Holy Spirit Interactive
Tuesday, October 17, 2017
Inside HSI Kids


St. Matilda

Feast Day: March 14
Born: 895 :: Died: 968


St. Matilda was the daughter of Count Dietrich of Westphalia, Germany and Reinhild of Denmark. When Matilda was still quite young, her parents arranged her marriage to a nobleman named Henry. Soon after their marriage, Henry became king of Germany.

As queen, Matilda lived a simple life with times for daily prayer. Everyone who saw her realized how good and kind she was. She was more like a mother than a queen. Matilda loved to visit and comfort the sick. She taught the ignorant, helped prisoners and did not let herself be spoiled by her position, but tried to reach out to people in need.

King Henry realized that his wife was a very special person. He often told her that he was a better person and a better king because she was his wife. Even though their marriage had been arranged, Henry and Matilda loved each other very much.
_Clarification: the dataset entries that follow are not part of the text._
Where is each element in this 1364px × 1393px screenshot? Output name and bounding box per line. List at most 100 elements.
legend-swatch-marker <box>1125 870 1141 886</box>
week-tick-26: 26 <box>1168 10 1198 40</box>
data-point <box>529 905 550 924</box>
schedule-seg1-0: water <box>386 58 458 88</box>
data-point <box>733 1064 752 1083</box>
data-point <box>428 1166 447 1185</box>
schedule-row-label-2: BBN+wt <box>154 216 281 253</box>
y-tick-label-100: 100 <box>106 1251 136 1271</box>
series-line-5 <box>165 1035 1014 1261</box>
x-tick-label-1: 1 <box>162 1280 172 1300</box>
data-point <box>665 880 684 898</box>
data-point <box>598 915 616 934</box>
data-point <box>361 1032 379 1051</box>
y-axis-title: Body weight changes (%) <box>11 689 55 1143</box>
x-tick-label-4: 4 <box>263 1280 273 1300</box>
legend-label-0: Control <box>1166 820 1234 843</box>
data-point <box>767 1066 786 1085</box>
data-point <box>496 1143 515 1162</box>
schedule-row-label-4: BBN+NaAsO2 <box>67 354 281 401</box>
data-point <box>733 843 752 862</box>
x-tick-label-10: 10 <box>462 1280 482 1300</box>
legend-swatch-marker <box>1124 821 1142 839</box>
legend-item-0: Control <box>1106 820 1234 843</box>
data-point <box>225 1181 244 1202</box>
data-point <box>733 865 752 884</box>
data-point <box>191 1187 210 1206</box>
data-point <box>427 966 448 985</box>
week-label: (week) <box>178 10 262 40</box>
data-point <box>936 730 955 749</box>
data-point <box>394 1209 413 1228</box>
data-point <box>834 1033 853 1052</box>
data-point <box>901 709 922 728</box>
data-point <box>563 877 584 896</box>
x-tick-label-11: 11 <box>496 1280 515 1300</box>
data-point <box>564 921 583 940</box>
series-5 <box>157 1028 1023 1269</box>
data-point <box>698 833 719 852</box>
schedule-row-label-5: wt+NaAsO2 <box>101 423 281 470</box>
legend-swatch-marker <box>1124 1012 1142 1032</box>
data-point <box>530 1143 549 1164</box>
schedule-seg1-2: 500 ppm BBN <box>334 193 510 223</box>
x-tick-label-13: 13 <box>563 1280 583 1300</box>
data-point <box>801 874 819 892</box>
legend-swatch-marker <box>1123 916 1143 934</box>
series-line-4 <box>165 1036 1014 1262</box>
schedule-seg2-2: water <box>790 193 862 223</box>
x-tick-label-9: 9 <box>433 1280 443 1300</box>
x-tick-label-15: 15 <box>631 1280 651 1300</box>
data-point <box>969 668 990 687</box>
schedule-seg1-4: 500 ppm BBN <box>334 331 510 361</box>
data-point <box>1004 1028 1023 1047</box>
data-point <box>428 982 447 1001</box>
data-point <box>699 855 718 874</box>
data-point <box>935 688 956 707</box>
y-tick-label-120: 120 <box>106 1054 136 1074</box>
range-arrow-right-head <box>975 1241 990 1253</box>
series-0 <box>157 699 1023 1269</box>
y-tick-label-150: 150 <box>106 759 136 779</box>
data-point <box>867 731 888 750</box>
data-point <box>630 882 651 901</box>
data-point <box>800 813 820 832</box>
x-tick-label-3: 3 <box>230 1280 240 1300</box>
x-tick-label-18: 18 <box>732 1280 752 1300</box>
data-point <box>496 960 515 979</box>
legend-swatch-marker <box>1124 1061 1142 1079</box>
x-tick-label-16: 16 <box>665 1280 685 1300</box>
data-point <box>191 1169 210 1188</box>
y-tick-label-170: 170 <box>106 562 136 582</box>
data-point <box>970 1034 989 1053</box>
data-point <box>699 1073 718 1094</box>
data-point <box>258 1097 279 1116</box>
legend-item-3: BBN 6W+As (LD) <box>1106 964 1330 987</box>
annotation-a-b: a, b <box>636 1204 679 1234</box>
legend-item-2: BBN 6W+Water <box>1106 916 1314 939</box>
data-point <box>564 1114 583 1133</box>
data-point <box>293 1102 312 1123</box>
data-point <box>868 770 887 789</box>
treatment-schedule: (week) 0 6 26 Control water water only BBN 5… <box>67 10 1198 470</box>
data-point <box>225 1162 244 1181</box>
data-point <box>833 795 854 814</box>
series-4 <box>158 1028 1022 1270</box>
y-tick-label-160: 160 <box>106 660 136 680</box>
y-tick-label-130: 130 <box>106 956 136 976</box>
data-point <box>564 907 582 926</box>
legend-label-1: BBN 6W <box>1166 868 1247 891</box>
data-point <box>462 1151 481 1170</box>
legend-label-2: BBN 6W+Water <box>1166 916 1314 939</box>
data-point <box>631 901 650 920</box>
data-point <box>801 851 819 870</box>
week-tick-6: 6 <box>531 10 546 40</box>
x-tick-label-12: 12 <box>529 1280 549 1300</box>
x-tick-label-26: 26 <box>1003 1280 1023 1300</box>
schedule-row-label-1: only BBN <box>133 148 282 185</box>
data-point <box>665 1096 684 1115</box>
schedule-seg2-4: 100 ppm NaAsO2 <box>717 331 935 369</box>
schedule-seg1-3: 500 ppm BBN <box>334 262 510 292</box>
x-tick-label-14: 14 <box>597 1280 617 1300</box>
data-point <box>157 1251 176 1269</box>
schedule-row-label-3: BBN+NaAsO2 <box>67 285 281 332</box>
Matilda was free to use the treasures of the kingdom for her charities and Henry never asked her how she planned to use it. In fact, he became more aware of the needs of people. He realized that as king he had the power to lessen their suffering. They were happily married for twenty-three years.

Then King Henry died quite suddenly in 936. The queen was very sad and felt his loss very much. She made up her mind to live for God alone. So she called the priest to celebrate Mass for King Henry's soul. Then she gave the priest all the jewels she was wearing to show that she meant to give up the things of the world from then on.
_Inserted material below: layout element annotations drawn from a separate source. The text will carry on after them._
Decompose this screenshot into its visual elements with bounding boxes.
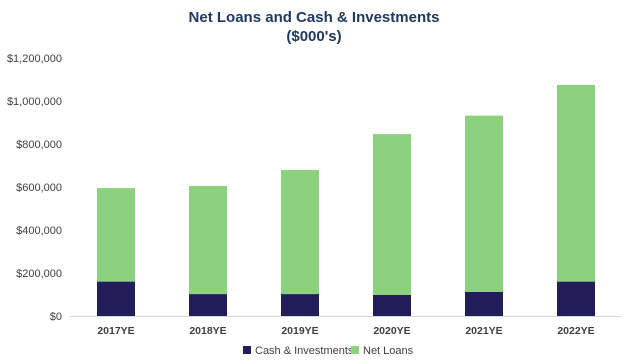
x-tick-label: 2021YE: [465, 325, 502, 337]
y-tick-label: $1,000,000: [7, 96, 62, 108]
legend-label-net-loans: Net Loans: [363, 345, 414, 357]
bar-cash-investments: [557, 281, 595, 316]
bar-net-loans: [189, 185, 227, 295]
x-tick-label: 2017YE: [97, 325, 134, 337]
bar-net-loans: [97, 188, 135, 282]
bar-cash-investments: [281, 294, 319, 316]
y-tick-label: $600,000: [16, 182, 62, 194]
chart-subtitle: ($000's): [286, 28, 342, 45]
legend-label-cash-investments: Cash & Investments: [255, 345, 354, 357]
x-tick-label: 2018YE: [189, 325, 226, 337]
y-tick-label: $400,000: [16, 225, 62, 237]
bar-net-loans: [373, 134, 411, 295]
x-tick-label: 2019YE: [281, 325, 318, 337]
bar-cash-investments: [189, 294, 227, 316]
x-tick-label: 2022YE: [557, 325, 594, 337]
y-tick-label: $1,200,000: [7, 53, 62, 65]
bar-net-loans: [281, 170, 319, 295]
legend-swatch-net-loans: [351, 346, 359, 354]
y-tick-label: $800,000: [16, 139, 62, 151]
bar-cash-investments: [465, 291, 503, 316]
chart-title: Net Loans and Cash & Investments: [188, 9, 440, 26]
y-tick-label: $200,000: [16, 268, 62, 280]
bar-cash-investments: [373, 294, 411, 316]
bar-net-loans: [465, 115, 503, 292]
x-tick-label: 2020YE: [373, 325, 410, 337]
y-tick-label: $0: [50, 311, 62, 323]
bar-cash-investments: [97, 281, 135, 316]
legend-swatch-cash-investments: [243, 346, 251, 354]
bar-net-loans: [557, 84, 595, 282]
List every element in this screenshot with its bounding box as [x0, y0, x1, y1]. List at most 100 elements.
Although she was a saint, Matilda made one big mistake. She favored her son, Henry, more than her son, Otto, in the struggle to be king but she was later very sorry for having done this. She made up for it by accepting without complaint the sufferings that came her way.

She spent the rest of her years, and practicing charity and penance. St. Matilda died peacefully in 968 and was buried beside her husband.

Reflection: Growing close to God does not mean not making mistakes. Like St. Matilda, we can be sorry for our mistakes and trust in God's mercy and great care for us.